The Caledonian Society of Blues Founder’s Day Lunch – 2006

We arrived in Perth by a variety of methods: some travelled (free) on the bus from Edinburgh, some came by car from as close as Dunkeld and as far as South Lakeland, a new member from the CH staff arrived by train from Stirling, our speaker travelled by plane from Gatwick. Because of all this we had arranged to delay the start of lunch to 1.30 p.m., although this posed problems for those with buses and trains to catch later in the afternoon. The secretary had circulated the menu in advance and nearly all members had selected their choices in advance: unfortunately when we arrived it was to a different menu! Our youngest member was recruited to act as maitresse d’, as people arrived, to ascertain their new selection. The committee members meanwhile were elegantly sprawled out in the Balmoral Suite (all three of them) only to learn that the lunch was to be in the Windsor Dining Room.

We sat down at two tables mixing impressively. Members ranged from the veteran Noel de Jongh (1949) to the first-year Edinburgh student Pippa; from the retired Hertford folk Joy Holmes (1950 and staff 195–1966), Mary Maniez (1955), and Kathleen Hamilton (1936) to the Horsham girls, Mary Clare (2004) and Pippa Yorke (2006); from the retired Horsham staff – chairman Ian Atkinson (1970–1985) and secretary John Shippen (1966–2004) – to Ian Torkington who announced his intention of becoming retired in 2007; from the long-serving Stanley Amey (1955), onetime chairman, to those at their first Founder’s lunch with the section, Anthony Shaw (1941) and Graham Hollier (1969), and, in a category by himself, Governor Iain Adams (1953).

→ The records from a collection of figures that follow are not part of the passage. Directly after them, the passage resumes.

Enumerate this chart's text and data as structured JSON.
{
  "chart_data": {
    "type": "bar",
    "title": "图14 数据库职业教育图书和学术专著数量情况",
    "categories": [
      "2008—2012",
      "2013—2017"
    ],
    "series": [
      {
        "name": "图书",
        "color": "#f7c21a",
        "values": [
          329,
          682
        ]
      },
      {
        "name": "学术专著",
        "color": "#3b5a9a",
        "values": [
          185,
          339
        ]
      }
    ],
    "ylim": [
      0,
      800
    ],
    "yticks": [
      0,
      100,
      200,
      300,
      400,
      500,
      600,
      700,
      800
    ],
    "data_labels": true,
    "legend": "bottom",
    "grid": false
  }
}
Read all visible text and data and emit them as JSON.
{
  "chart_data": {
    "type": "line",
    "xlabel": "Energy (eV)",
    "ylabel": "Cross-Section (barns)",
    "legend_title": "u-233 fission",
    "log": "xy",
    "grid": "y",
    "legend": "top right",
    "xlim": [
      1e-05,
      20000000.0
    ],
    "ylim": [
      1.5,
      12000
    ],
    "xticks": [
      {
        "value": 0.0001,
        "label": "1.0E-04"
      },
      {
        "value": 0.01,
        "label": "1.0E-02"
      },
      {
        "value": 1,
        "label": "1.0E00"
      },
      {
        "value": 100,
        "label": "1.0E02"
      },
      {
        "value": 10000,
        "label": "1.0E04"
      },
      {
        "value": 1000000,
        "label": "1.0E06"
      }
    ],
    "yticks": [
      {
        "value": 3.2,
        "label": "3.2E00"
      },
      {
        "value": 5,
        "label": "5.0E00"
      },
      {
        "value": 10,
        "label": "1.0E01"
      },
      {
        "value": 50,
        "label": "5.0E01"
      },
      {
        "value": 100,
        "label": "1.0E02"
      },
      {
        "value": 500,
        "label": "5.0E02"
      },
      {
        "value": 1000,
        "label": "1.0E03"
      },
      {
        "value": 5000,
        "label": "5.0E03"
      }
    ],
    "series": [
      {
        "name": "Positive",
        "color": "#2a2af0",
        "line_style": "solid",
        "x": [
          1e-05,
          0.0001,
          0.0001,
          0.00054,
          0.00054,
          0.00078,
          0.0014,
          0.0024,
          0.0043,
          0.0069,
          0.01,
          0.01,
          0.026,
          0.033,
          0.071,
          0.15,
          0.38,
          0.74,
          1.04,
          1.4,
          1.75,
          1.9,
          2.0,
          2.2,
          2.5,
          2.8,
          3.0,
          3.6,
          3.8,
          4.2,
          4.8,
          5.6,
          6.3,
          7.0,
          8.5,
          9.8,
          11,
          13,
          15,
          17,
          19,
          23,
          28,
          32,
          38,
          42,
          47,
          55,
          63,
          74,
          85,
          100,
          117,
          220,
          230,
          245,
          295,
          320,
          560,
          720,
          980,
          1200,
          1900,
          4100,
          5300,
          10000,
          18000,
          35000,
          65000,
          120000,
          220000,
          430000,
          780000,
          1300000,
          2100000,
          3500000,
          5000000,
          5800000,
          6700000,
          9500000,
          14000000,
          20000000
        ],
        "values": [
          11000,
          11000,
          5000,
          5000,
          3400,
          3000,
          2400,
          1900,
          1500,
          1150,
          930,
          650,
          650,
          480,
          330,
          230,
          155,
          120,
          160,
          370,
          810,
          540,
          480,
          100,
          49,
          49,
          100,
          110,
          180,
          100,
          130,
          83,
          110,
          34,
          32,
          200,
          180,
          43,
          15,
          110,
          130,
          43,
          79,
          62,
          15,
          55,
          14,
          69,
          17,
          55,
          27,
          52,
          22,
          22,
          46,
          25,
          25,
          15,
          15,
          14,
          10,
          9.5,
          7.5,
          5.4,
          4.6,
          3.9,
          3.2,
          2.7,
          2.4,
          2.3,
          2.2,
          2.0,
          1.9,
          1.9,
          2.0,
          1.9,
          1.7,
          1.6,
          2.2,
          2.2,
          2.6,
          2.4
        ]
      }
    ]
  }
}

We welcomed as our guests Elisabeth Shaw, Catriona de Jongh, Richard Simmonds and his aunt, Kerren Simmonds (Hertford 1966).

Kerren was our guest of honour, both as a Hertford Old Girl and the chair of CHOGA, and also as the one who persuaded the CH club to offer ‘care for life’ to all the Old Girls when the CHOGA funds were merged with those of the club. She is also a member of the advisory board of the Christ’s Hospital Association. All this she described with great clarity, wry humour, and cheerful optimism. She had also been keeping in touch with Miss West. What will stick in most members minds however was her collection of ‘Houseyana’ from decorated kiff-bowl to Marker’s medal, and her graphic descriptions of the various almost unbelievable combinations of girls’ attire and the regulations which went with them. Equally impressive were the postcards and pictures of the Hertford School with their uncanny similarity to the brother-foundation at West Horsham. Of the clandestine links between the two schools, discretion forbids me to quote further. Indeed, after such revelations, all we could do was ask Noel to lead the singing of the Votum (and/or Carmen), which was most professionally performed, and run for the buses and trains.